Most cases that concern academic freedom, at least in part, play themselves out in labor arbitration negotiations and courts. This is because academic freedom is often said to be violated when universities and their programs are accused of not providing a legitimate reason when demoting, financially penalizing, firing, or not renewing the contract of teaching or research personnel.

How reforms and restructuring hurt academic self-governance

An example is Tokyo Metropolitan University (TMU), the highest-ranking public (not national) university in Japan. Because of troubled finances at many local governments, starting in 2005, the 86 public universities were put on a path of 'consolidation' and 'corporatization' similar to national universities (all 87 of which were corporatized in 2003-04).

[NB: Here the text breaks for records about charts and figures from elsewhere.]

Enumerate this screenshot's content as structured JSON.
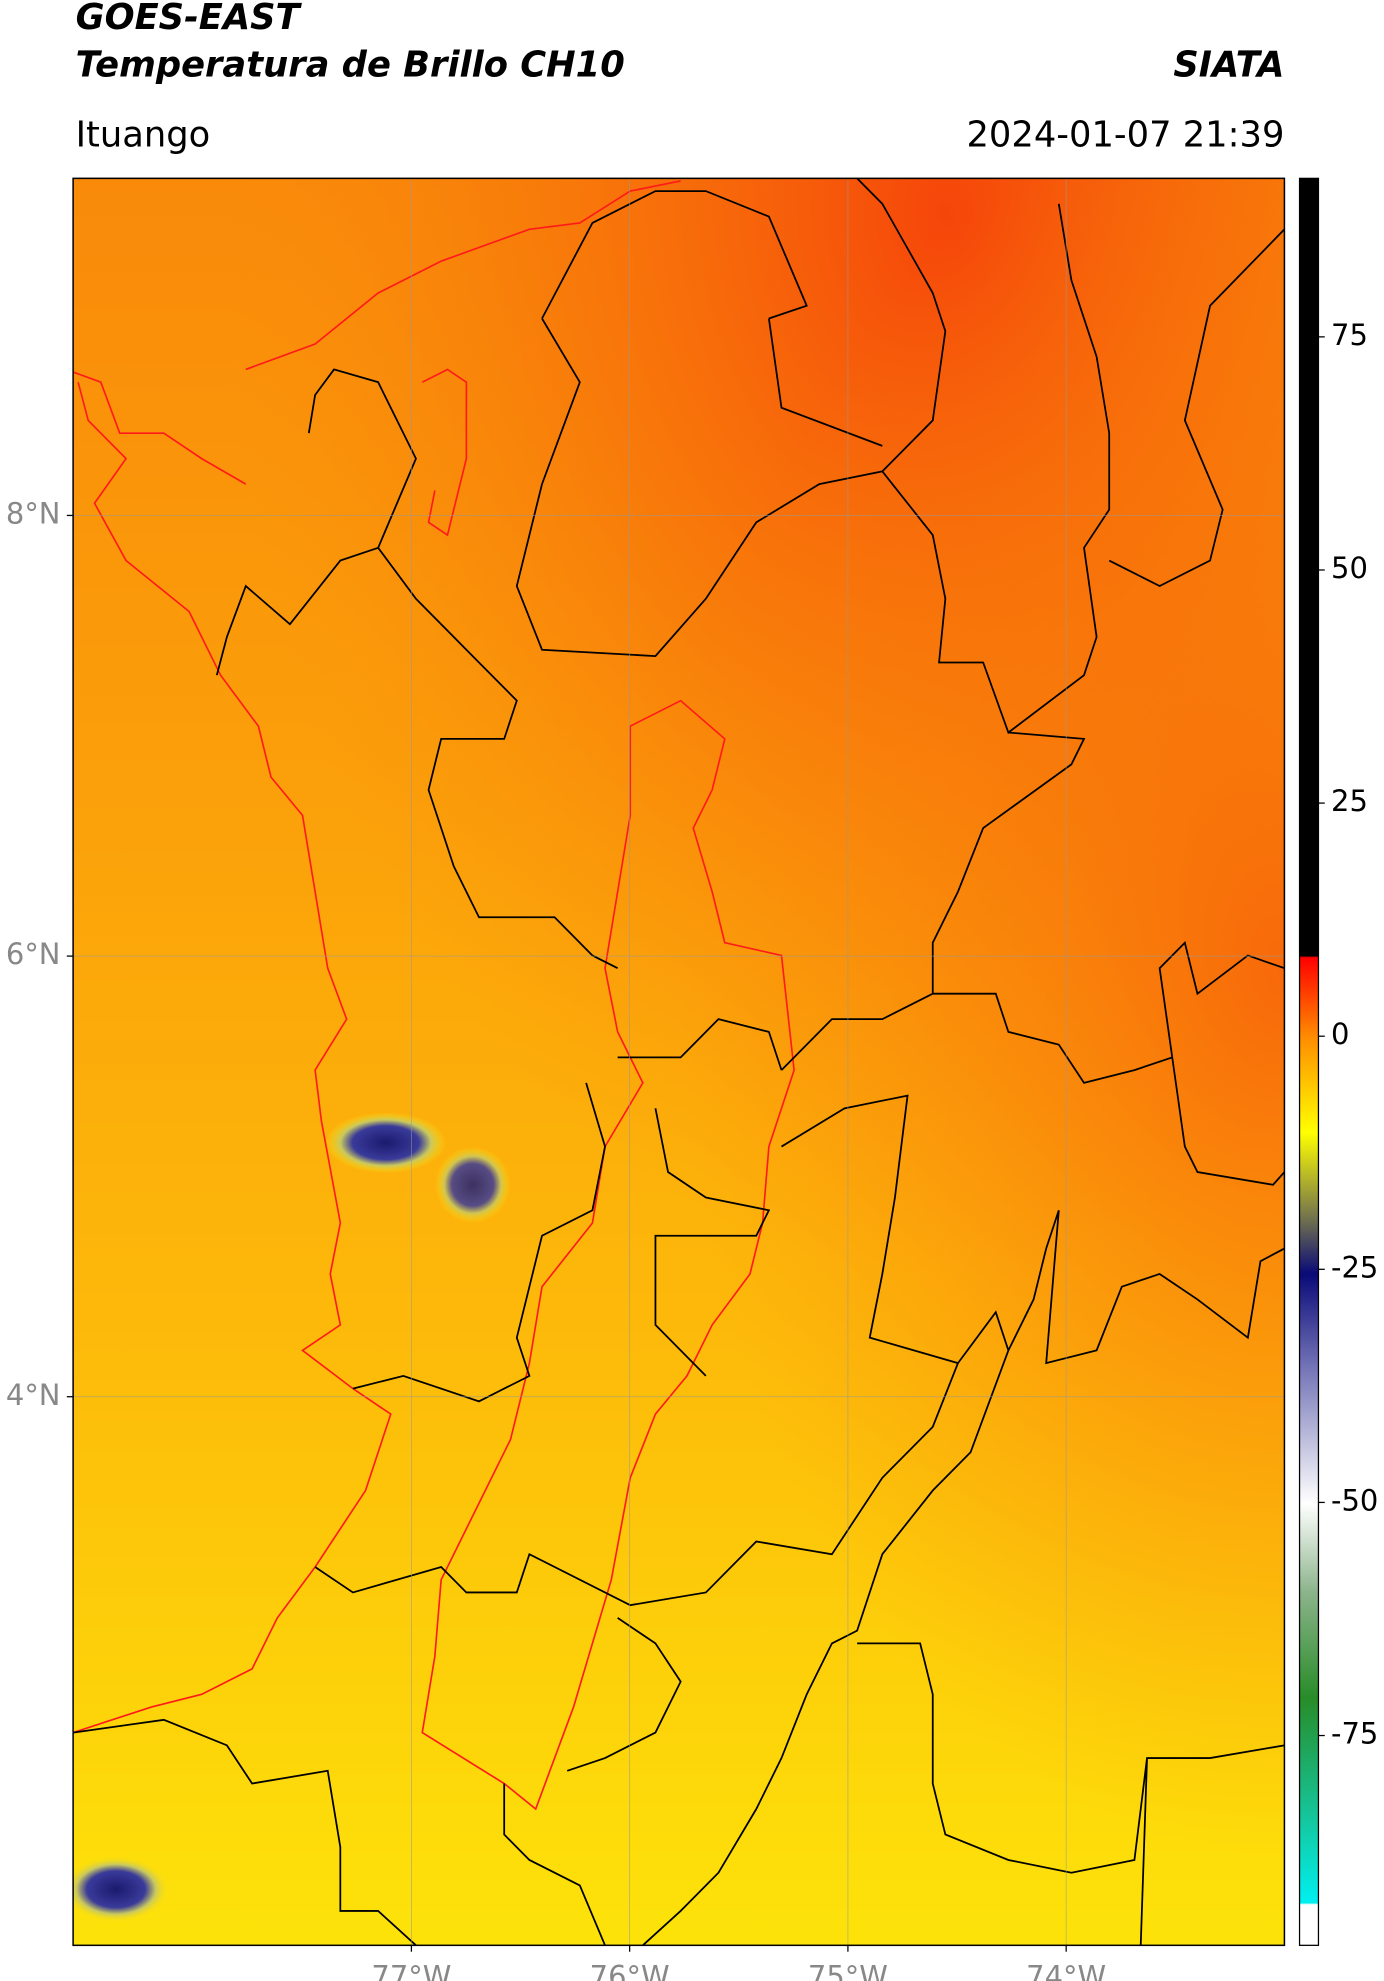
{
  "header": {
    "title": "GOES-EAST",
    "subtitle": "Temperatura de Brillo CH10",
    "brand": "SIATA",
    "location": "Ituango",
    "timestamp": "2024-01-07 21:39"
  },
  "map": {
    "xlim": [
      -78.55,
      -73
    ],
    "ylim": [
      1.51,
      9.53
    ],
    "xticks": [
      {
        "value": -77,
        "label": "77°W"
      },
      {
        "value": -76,
        "label": "76°W"
      },
      {
        "value": -75,
        "label": "75°W"
      },
      {
        "value": -74,
        "label": "74°W"
      }
    ],
    "yticks": [
      {
        "value": 8,
        "label": "8°N"
      },
      {
        "value": 6,
        "label": "6°N"
      },
      {
        "value": 4,
        "label": "4°N"
      }
    ],
    "grid": true
  },
  "colorbar": {
    "lim": [
      -97.5,
      92
    ],
    "ticks": [
      75,
      50,
      25,
      0,
      -25,
      -50,
      -75
    ]
  }
}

In anticipation of the reforms, as early as 2003, the Tokyo Metropolitan Government proposed combining several smaller institutions of higher education with TMU to save money while creating new programs of study that were supposed to be more in touch with post-industrial job markets.

Many academics at the smaller institutions facing absorption and re-organization have objected vehemently to the loss of autonomy the reforms would result in. For example, they cite the proposed imposition of performance-based pay and five-year contracts. A hundred professors and lecturers at institutions which would be absorbed by TMU also refused to sign agreements for new course assignments.

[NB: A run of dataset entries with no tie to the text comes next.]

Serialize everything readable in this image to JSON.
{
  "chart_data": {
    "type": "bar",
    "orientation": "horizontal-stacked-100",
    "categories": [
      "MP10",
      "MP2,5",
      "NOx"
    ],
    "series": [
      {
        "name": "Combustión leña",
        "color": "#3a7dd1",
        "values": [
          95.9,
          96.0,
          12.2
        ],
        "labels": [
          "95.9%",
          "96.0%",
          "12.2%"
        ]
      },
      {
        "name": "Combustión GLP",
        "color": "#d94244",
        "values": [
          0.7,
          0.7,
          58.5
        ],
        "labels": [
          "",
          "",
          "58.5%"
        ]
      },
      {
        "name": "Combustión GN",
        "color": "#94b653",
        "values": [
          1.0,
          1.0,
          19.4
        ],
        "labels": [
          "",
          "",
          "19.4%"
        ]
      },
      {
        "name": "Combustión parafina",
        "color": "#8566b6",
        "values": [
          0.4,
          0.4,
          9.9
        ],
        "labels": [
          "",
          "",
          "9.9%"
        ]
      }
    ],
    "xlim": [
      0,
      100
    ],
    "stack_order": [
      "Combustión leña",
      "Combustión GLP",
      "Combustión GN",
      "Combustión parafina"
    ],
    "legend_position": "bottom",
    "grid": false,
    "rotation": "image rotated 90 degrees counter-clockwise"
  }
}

The administration needs these signatures to apply to the national government for approval in establishing the re-chartered public university corporation.

Moreover, the dissenting academics demanded that faculty councils retain control of teaching appointments and course assignments. Many object to the proposed heavier load of large, introductory level classes. They also wish to avoid being put into a lower status requiring them to become contractually or provisionally employed teachers of general education classes.

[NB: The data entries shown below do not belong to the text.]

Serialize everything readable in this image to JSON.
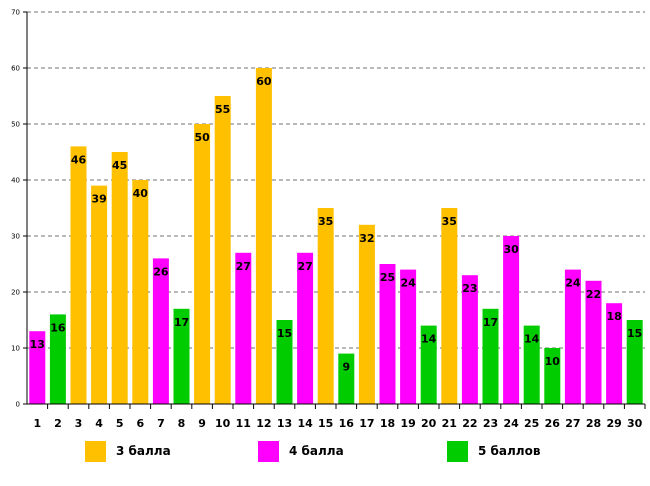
{
  "chart_data": {
    "type": "bar",
    "title": "",
    "xlabel": "",
    "ylabel": "",
    "ylim": [
      0,
      70
    ],
    "yticks": [
      "0",
      "10",
      "20",
      "30",
      "40",
      "50",
      "60",
      "70"
    ],
    "grid": true,
    "categories": [
      "1",
      "2",
      "3",
      "4",
      "5",
      "6",
      "7",
      "8",
      "9",
      "10",
      "11",
      "12",
      "13",
      "14",
      "15",
      "16",
      "17",
      "18",
      "19",
      "20",
      "21",
      "22",
      "23",
      "24",
      "25",
      "26",
      "27",
      "28",
      "29",
      "30"
    ],
    "values": [
      13,
      16,
      46,
      39,
      45,
      40,
      26,
      17,
      50,
      55,
      27,
      60,
      15,
      27,
      35,
      9,
      32,
      25,
      24,
      14,
      35,
      23,
      17,
      30,
      14,
      10,
      24,
      22,
      18,
      15
    ],
    "series_index": [
      1,
      2,
      0,
      0,
      0,
      0,
      1,
      2,
      0,
      0,
      1,
      0,
      2,
      1,
      0,
      2,
      0,
      1,
      1,
      2,
      0,
      1,
      2,
      1,
      2,
      2,
      1,
      1,
      1,
      2
    ],
    "series": [
      {
        "name": "3 балла",
        "color": "#FFC000"
      },
      {
        "name": "4 балла",
        "color": "#FF00FF"
      },
      {
        "name": "5 баллов",
        "color": "#00CC00"
      }
    ],
    "legend_position": "bottom"
  }
}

University educators nationwide have followed the contentious developments at TMU. Unlike at public universities, the administrations of former national universities (now National University Corporations or NUCs) have been reluctant to propose such a system for most of their academics.

University of Kobe

That reluctance changed recently and the largely powerless foreign lecturers became the precedent-setting example. In April 2005 University of Kobe, a top former national university, adopted a contract system for its foreign lecturers, limiting them to a three-year contract and no automatic renewals--although they would be allowed to compete for the position should it be re-opened to new candidates.

In contrast to institutions with national or public charters, the policies and practices that affect academic freedom and employment rights within Japan's extensive private system of universities and two-year colleges (together totaling 984 institutions) vary so much as to make concise generalizations nearly impossible.

It is illuminating to look at the situation foreign lecturers and instructors face at private universities because their cases often attract more attention than those of Japanese nationals.

The plight of foreign nationals at private universities

At one extreme, discrimination is obviously rampant: unlike their Japanese counterparts not on contracts, foreign teachers at many private universities and colleges face arbitrary dismissal, and have one-year or three-year contracts with strict renewal limits imposed while receiving lower salaries, no bonuses and higher pay cuts.

They may also be barred from meetings where decisions are made, excluded from union membership, and be denied health insurance and retirement benefits, since employers try to avoid bearing their share of fees for the national scheme.

Any charge of nationwide discrimination, however, has to be qualified because the administrations of some private universities and colleges are so dictatorial and the unions so weak that even Japanese nationals can face similarly severe employment conditions and unfair labor practices.

Moreover, the very numerous part-time staff who often do more teaching than full-time faculty, regardless of nationality have very little control over their job situations and fewer employment rights or benefits.